Labor tax is shifting Britain’s wealthiest out, BDO research has revealed

Many of Britain’s wealthiest people are considering whether to leave the country, driven not so much by the tax rate but by what they see as a government unable to provide a stable financial framework.
A survey of 200 billionaires, each with a fortune of at least £50m, by accountancy firm BDO, found that two-thirds had considered relocating in the past twelve months. The most striking finding, however, was the reason: 42 percent identified inconsistent tax policies as the main reason for their negotiations, while just 18 percent cited higher tax rates only.
The difference is important. Britain taxes at the same or higher rates than its European neighbours, yet the richest have historically remained so. What seems to have changed the numbers is a succession of policy reversals and threatening reforms under Labour, particularly around inheritance tax and capital gains tax, which have left wealthy people unable to plan with confidence.
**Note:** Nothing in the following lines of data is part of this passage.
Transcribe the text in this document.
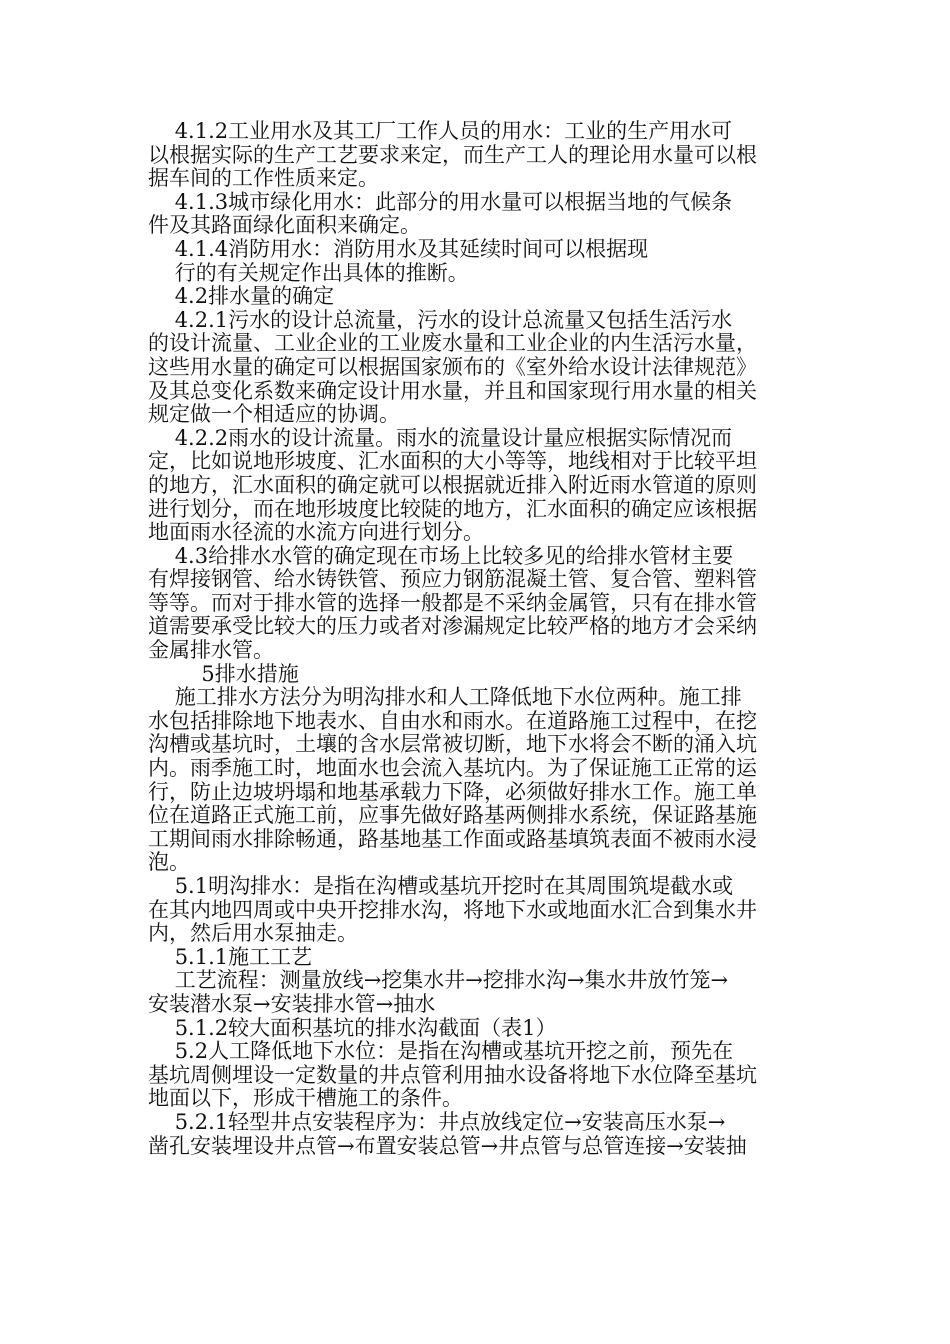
4.1.2工业用水及其工厂工作人员的用水：工业的生产用水可
以根据实际的生产工艺要求来定，而生产工人的理论用水量可以根
据车间的工作性质来定。
4.1.3城市绿化用水：此部分的用水量可以根据当地的气候条
件及其路面绿化面积来确定。
4.1.4消防用水：消防用水及其延续时间可以根据现
行的有关规定作出具体的推断。
4.2排水量的确定
4.2.1污水的设计总流量，污水的设计总流量又包括生活污水
的设计流量、工业企业的工业废水量和工业企业的内生活污水量，
这些用水量的确定可以根据国家颁布的《室外给水设计法律规范》
及其总变化系数来确定设计用水量，并且和国家现行用水量的相关
规定做一个相适应的协调。
4.2.2雨水的设计流量。雨水的流量设计量应根据实际情况而
定，比如说地形坡度、汇水面积的大小等等，地线相对于比较平坦
的地方，汇水面积的确定就可以根据就近排入附近雨水管道的原则
进行划分，而在地形坡度比较陡的地方，汇水面积的确定应该根据
地面雨水径流的水流方向进行划分。
4.3给排水水管的确定现在市场上比较多见的给排水管材主要
有焊接钢管、给水铸铁管、预应力钢筋混凝土管、复合管、塑料管
等等。而对于排水管的选择一般都是不采纳金属管，只有在排水管
道需要承受比较大的压力或者对渗漏规定比较严格的地方才会采纳
金属排水管。
5排水措施
施工排水方法分为明沟排水和人工降低地下水位两种。施工排
水包括排除地下地表水、自由水和雨水。在道路施工过程中，在挖
沟槽或基坑时，土壤的含水层常被切断，地下水将会不断的涌入坑
内。雨季施工时，地面水也会流入基坑内。为了保证施工正常的运
行，防止边坡坍塌和地基承载力下降，必须做好排水工作。施工单
位在道路正式施工前，应事先做好路基两侧排水系统，保证路基施
工期间雨水排除畅通，路基地基工作面或路基填筑表面不被雨水浸
泡。
5.1明沟排水：是指在沟槽或基坑开挖时在其周围筑堤截水或
在其内地四周或中央开挖排水沟，将地下水或地面水汇合到集水井
内，然后用水泵抽走。
5.1.1施工工艺
工艺流程：测量放线→挖集水井→挖排水沟→集水井放竹笼→
安装潜水泵→安装排水管→抽水
5.1.2较大面积基坑的排水沟截面（表1）
5.2人工降低地下水位：是指在沟槽或基坑开挖之前，预先在
基坑周侧埋设一定数量的井点管利用抽水设备将地下水位降至基坑
地面以下，形成干槽施工的条件。
5.2.1轻型井点安装程序为：井点放线定位→安装高压水泵→
凿孔安装埋设井点管→布置安装总管→井点管与总管连接→安装抽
Elsa Littlewood, tax partner at BDO, said many of those considering leaving would prefer to stay but feel unable to manage long-term wealth planning against an unexpected backdrop.
Since Labor came to office, a series of high-profile departures has reinforced the trend. Hedge fund manager Michael Platt has moved his family office to Dubai. Norwegian-born shipping magnate John Fredriksen has put his £250m Chelsea townhouse on the market. Richard Gnodde, who was Goldman Sachs’ biggest banker in Europe, moved to Milan, while brothers Ian and Richard Livingstone moved their main residence to Monaco. Indian billionaire Lakshmi Mittal, a British citizen for nearly three decades, also moved to Dubai, as did Egyptian businessman Nassef Sawiris.
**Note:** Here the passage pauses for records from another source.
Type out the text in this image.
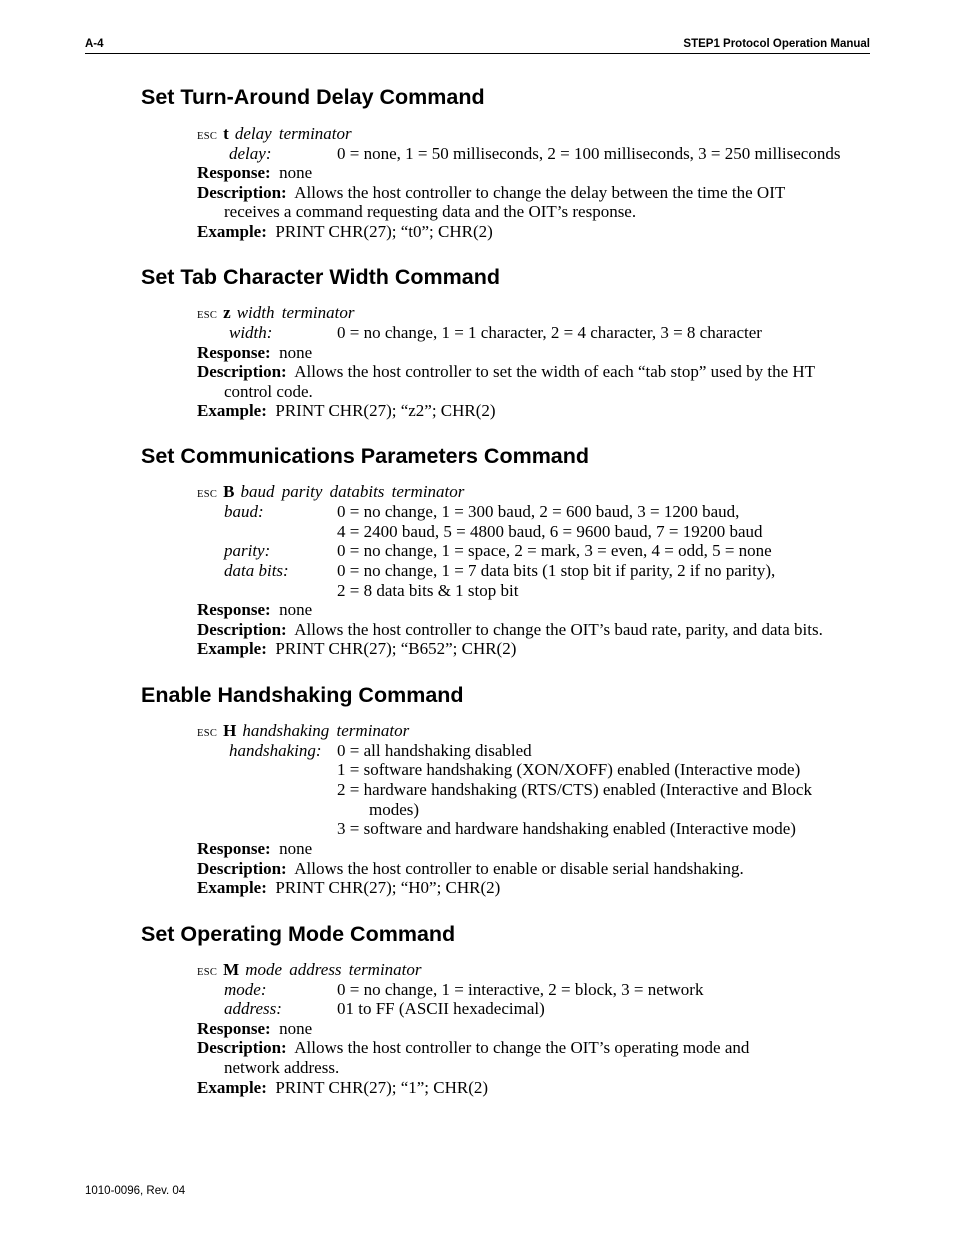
A-4	STEP1 Protocol Operation Manual
Set Turn-Around Delay Command
ESC t delay terminator
delay:	0 = none, 1 = 50 milliseconds, 2 = 100 milliseconds, 3 = 250 milliseconds
Response: none
Description: Allows the host controller to change the delay between the time the OIT
receives a command requesting data and the OIT’s response.
Example: PRINT CHR(27); “t0”; CHR(2)
Set Tab Character Width Command
ESC z width terminator
width:	0 = no change, 1 = 1 character, 2 = 4 character, 3 = 8 character
Response: none
Description: Allows the host controller to set the width of each “tab stop” used by the HT
control code.
Example: PRINT CHR(27); “z2”; CHR(2)
Set Communications Parameters Command
ESC B baud parity databits terminator
baud:	0 = no change, 1 = 300 baud, 2 = 600 baud, 3 = 1200 baud,
4 = 2400 baud, 5 = 4800 baud, 6 = 9600 baud, 7 = 19200 baud
parity:	0 = no change, 1 = space, 2 = mark, 3 = even, 4 = odd, 5 = none
data bits:	0 = no change, 1 = 7 data bits (1 stop bit if parity, 2 if no parity),
2 = 8 data bits & 1 stop bit
Response: none
Description: Allows the host controller to change the OIT’s baud rate, parity, and data bits.
Example: PRINT CHR(27); “B652”; CHR(2)
Enable Handshaking Command
ESC H handshaking terminator
handshaking: 0 = all handshaking disabled
1 = software handshaking (XON/XOFF) enabled (Interactive mode)
2 = hardware handshaking (RTS/CTS) enabled (Interactive and Block
modes)
3 = software and hardware handshaking enabled (Interactive mode)
Response: none
Description: Allows the host controller to enable or disable serial handshaking.
Example: PRINT CHR(27); “H0”; CHR(2)
Set Operating Mode Command
ESC M mode address terminator
mode:	0 = no change, 1 = interactive, 2 = block, 3 = network
address:	01 to FF (ASCII hexadecimal)
Response: none
Description: Allows the host controller to change the OIT’s operating mode and
network address.
Example: PRINT CHR(27); “1”; CHR(2)
1010-0096, Rev. 04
Emigration began in earnest when Rachel Reeves, when she was Chancellor, ended non-resident status, the long-standing tax regime that made Britain an international wealth attractor. The proposed 40 percent inheritance tax on worldwide assets provoked such strong opposition that it was later dropped, but by then confidence was gone.
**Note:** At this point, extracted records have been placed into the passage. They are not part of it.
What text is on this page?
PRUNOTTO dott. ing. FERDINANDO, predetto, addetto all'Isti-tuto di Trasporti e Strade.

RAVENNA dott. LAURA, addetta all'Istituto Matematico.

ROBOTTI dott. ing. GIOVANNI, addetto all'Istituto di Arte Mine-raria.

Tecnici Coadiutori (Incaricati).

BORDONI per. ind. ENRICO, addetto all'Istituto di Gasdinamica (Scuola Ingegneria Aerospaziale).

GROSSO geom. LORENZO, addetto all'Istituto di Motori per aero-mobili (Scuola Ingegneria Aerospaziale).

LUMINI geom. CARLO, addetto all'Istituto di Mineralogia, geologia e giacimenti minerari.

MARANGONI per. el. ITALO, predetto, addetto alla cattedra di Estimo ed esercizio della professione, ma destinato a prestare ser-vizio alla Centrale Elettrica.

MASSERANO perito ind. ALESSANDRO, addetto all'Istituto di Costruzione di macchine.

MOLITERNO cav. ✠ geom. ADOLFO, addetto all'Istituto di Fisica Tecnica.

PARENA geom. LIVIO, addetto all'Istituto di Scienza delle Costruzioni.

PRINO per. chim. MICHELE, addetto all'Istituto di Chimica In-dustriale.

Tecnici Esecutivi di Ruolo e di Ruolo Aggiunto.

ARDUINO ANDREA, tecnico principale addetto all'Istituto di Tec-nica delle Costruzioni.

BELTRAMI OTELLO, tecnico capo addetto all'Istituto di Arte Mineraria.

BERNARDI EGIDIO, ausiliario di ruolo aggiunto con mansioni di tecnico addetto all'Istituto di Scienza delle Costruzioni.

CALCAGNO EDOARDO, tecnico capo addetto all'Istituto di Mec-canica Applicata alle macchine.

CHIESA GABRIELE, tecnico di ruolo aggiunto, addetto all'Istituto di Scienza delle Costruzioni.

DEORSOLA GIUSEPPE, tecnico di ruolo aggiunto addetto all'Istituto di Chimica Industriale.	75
Ms Reeves’ second budget in November added uncertainty. After hinting at a possible increase in capital gains tax, he ultimately left CGT untouched but raised rates on savings and dividends and introduced what critics called a “huge house tax” on high-value properties, a set of measures few had expected.
Maxwell Marlow, director at the Adam Smith Institute, warned that the absence of any plan to attract wealthy investors and spending in Britain means that the population will face the costs.
For Business Matters readers who run or advise businesses that depend on access to capital, the message from BDO’s research is clear: it’s not the size of the tax bill that’s putting people off, it’s not knowing what that bill will look like next year. Certainty, it seems, has become a rare commodity in British monetary policy.